Ruth Dudley Edwards (born 24 May 1944, in Dublin, Ireland) is an Irish self-professed revisionist historian,crime novelist, journalist and broadcaster, in both Ireland and the United Kingdom. One of several positions she holds is columnist with the Irish Sunday Independent.
Dudley Edwards was born and brought up in Dublin and educated at University College Dublin (UCD), Girton College, Cambridge, and Wolfson College, Cambridge. Her father was the Irish historian Professor Robert Dudley Edwards. Her brother Owen Dudley Edwards is a historian at the University of Edinburgh. In 1965, she married a fellow UCD graduate, the journalist Patrick Cosgrave. They later divorced.
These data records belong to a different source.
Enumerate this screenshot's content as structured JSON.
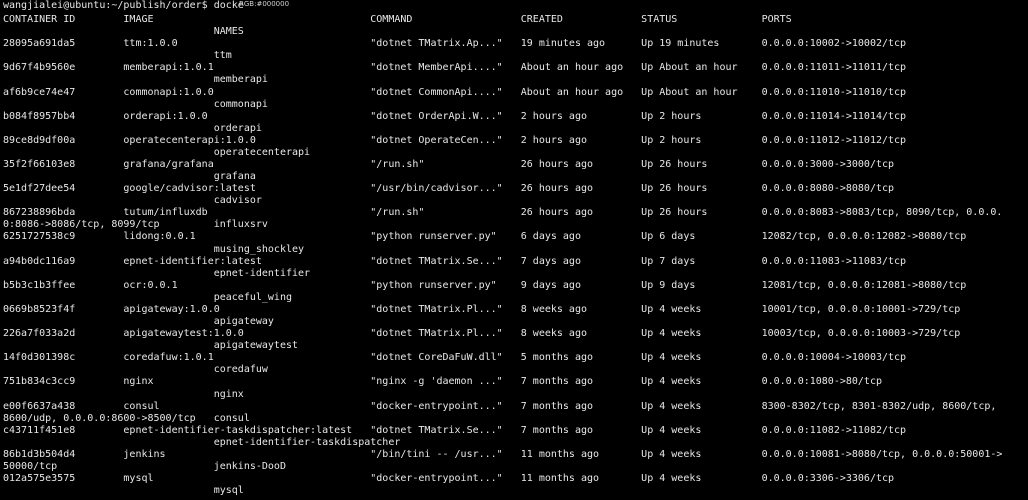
{
  "prompt": "wangjialei@ubuntu:~/publish/order$ docke",
  "pixel_tooltip": "RGB:#000000",
  "headers": [
    "CONTAINER ID",
    "IMAGE",
    "COMMAND",
    "CREATED",
    "STATUS",
    "PORTS",
    "NAMES"
  ],
  "rows": [
    {
      "id": "28095a691da5",
      "image": "ttm:1.0.0",
      "command": "\"dotnet TMatrix.Ap...\"",
      "created": "19 minutes ago",
      "status": "Up 19 minutes",
      "ports": "0.0.0.0:10002->10002/tcp",
      "ports_cont": "",
      "name": "ttm"
    },
    {
      "id": "9d67f4b9560e",
      "image": "memberapi:1.0.1",
      "command": "\"dotnet MemberApi....\"",
      "created": "About an hour ago",
      "status": "Up About an hour",
      "ports": "0.0.0.0:11011->11011/tcp",
      "ports_cont": "",
      "name": "memberapi"
    },
    {
      "id": "af6b9ce74e47",
      "image": "commonapi:1.0.0",
      "command": "\"dotnet CommonApi....\"",
      "created": "About an hour ago",
      "status": "Up About an hour",
      "ports": "0.0.0.0:11010->11010/tcp",
      "ports_cont": "",
      "name": "commonapi"
    },
    {
      "id": "b084f8957bb4",
      "image": "orderapi:1.0.0",
      "command": "\"dotnet OrderApi.W...\"",
      "created": "2 hours ago",
      "status": "Up 2 hours",
      "ports": "0.0.0.0:11014->11014/tcp",
      "ports_cont": "",
      "name": "orderapi"
    },
    {
      "id": "89ce8d9df00a",
      "image": "operatecenterapi:1.0.0",
      "command": "\"dotnet OperateCen...\"",
      "created": "2 hours ago",
      "status": "Up 2 hours",
      "ports": "0.0.0.0:11012->11012/tcp",
      "ports_cont": "",
      "name": "operatecenterapi"
    },
    {
      "id": "35f2f66103e8",
      "image": "grafana/grafana",
      "command": "\"/run.sh\"",
      "created": "26 hours ago",
      "status": "Up 26 hours",
      "ports": "0.0.0.0:3000->3000/tcp",
      "ports_cont": "",
      "name": "grafana"
    },
    {
      "id": "5e1df27dee54",
      "image": "google/cadvisor:latest",
      "command": "\"/usr/bin/cadvisor...\"",
      "created": "26 hours ago",
      "status": "Up 26 hours",
      "ports": "0.0.0.0:8080->8080/tcp",
      "ports_cont": "",
      "name": "cadvisor"
    },
    {
      "id": "867238896bda",
      "image": "tutum/influxdb",
      "command": "\"/run.sh\"",
      "created": "26 hours ago",
      "status": "Up 26 hours",
      "ports": "0.0.0.0:8083->8083/tcp, 8090/tcp, 0.0.0.",
      "ports_cont": "0:8086->8086/tcp, 8099/tcp",
      "name": "influxsrv"
    },
    {
      "id": "6251727538c9",
      "image": "lidong:0.0.1",
      "command": "\"python runserver.py\"",
      "created": "6 days ago",
      "status": "Up 6 days",
      "ports": "12082/tcp, 0.0.0.0:12082->8080/tcp",
      "ports_cont": "",
      "name": "musing_shockley"
    },
    {
      "id": "a94b0dc116a9",
      "image": "epnet-identifier:latest",
      "command": "\"dotnet TMatrix.Se...\"",
      "created": "7 days ago",
      "status": "Up 7 days",
      "ports": "0.0.0.0:11083->11083/tcp",
      "ports_cont": "",
      "name": "epnet-identifier"
    },
    {
      "id": "b5b3c1b3ffee",
      "image": "ocr:0.0.1",
      "command": "\"python runserver.py\"",
      "created": "9 days ago",
      "status": "Up 9 days",
      "ports": "12081/tcp, 0.0.0.0:12081->8080/tcp",
      "ports_cont": "",
      "name": "peaceful_wing"
    },
    {
      "id": "0669b8523f4f",
      "image": "apigateway:1.0.0",
      "command": "\"dotnet TMatrix.Pl...\"",
      "created": "8 weeks ago",
      "status": "Up 4 weeks",
      "ports": "10001/tcp, 0.0.0.0:10001->729/tcp",
      "ports_cont": "",
      "name": "apigateway"
    },
    {
      "id": "226a7f033a2d",
      "image": "apigatewaytest:1.0.0",
      "command": "\"dotnet TMatrix.Pl...\"",
      "created": "8 weeks ago",
      "status": "Up 4 weeks",
      "ports": "10003/tcp, 0.0.0.0:10003->729/tcp",
      "ports_cont": "",
      "name": "apigatewaytest"
    },
    {
      "id": "14f0d301398c",
      "image": "coredafuw:1.0.1",
      "command": "\"dotnet CoreDaFuW.dll\"",
      "created": "5 months ago",
      "status": "Up 4 weeks",
      "ports": "0.0.0.0:10004->10003/tcp",
      "ports_cont": "",
      "name": "coredafuw"
    },
    {
      "id": "751b834c3cc9",
      "image": "nginx",
      "command": "\"nginx -g 'daemon ...\"",
      "created": "7 months ago",
      "status": "Up 4 weeks",
      "ports": "0.0.0.0:1080->80/tcp",
      "ports_cont": "",
      "name": "nginx"
    },
    {
      "id": "e00f6637a438",
      "image": "consul",
      "command": "\"docker-entrypoint...\"",
      "created": "7 months ago",
      "status": "Up 4 weeks",
      "ports": "8300-8302/tcp, 8301-8302/udp, 8600/tcp,",
      "ports_cont": "8600/udp, 0.0.0.0:8600->8500/tcp",
      "name": "consul"
    },
    {
      "id": "c43711f451e8",
      "image": "epnet-identifier-taskdispatcher:latest",
      "command": "\"dotnet TMatrix.Se...\"",
      "created": "7 months ago",
      "status": "Up 4 weeks",
      "ports": "0.0.0.0:11082->11082/tcp",
      "ports_cont": "",
      "name": "epnet-identifier-taskdispatcher"
    },
    {
      "id": "86b1d3b504d4",
      "image": "jenkins",
      "command": "\"/bin/tini -- /usr...\"",
      "created": "11 months ago",
      "status": "Up 4 weeks",
      "ports": "0.0.0.0:10081->8080/tcp, 0.0.0.0:50001->",
      "ports_cont": "50000/tcp",
      "name": "jenkins-DooD"
    },
    {
      "id": "012a575e3575",
      "image": "mysql",
      "command": "\"docker-entrypoint...\"",
      "created": "11 months ago",
      "status": "Up 4 weeks",
      "ports": "0.0.0.0:3306->3306/tcp",
      "ports_cont": "",
      "name": "mysql"
    }
  ]
}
Her non-fiction books include An Atlas of Irish History, James Connolly, Victor Gollancz: A Biography (winner of the James Tait Black Memorial Prize), The Pursuit of Reason: The Economist 1843–1993, The Faithful Tribe: An Intimate Portrait of the Loyal Institutions (shortlisted for Channel 4/The House Politico's Book of the Year) and Newspapermen: Hugh Cudlipp, Cecil King and the glory days of Fleet Street. Her Patrick Pearse: The Triumph of Failure (winner of the National University of Ireland Prize for Historical Research), first published in 1977, was reissued in 2006 by Irish Academic Press. In 2009 she published Aftermath: The Omagh Bombings and the Families' Pursuit of Justice a book about the civil case that was won on 8 June 2009 against the Omagh bombers. The Faithful Tribe was criticised by Ulster Protestant journalist Susan McKay as "sentimental and blinkered", but the New Statesman contributor Stephen Howe described it as "engrossing and illuminating" and Irish Independent journalist John A. Murphy described it as "enormously readable, entertaining and informative". In 2016 she published The Seven: The Lives and Legacies of the Founding Fathers of the Irish Republic (Oneworld), a re-examination of the Easter Rising, addressing the fundamental questions and myths surrounding Ireland's founding fathers.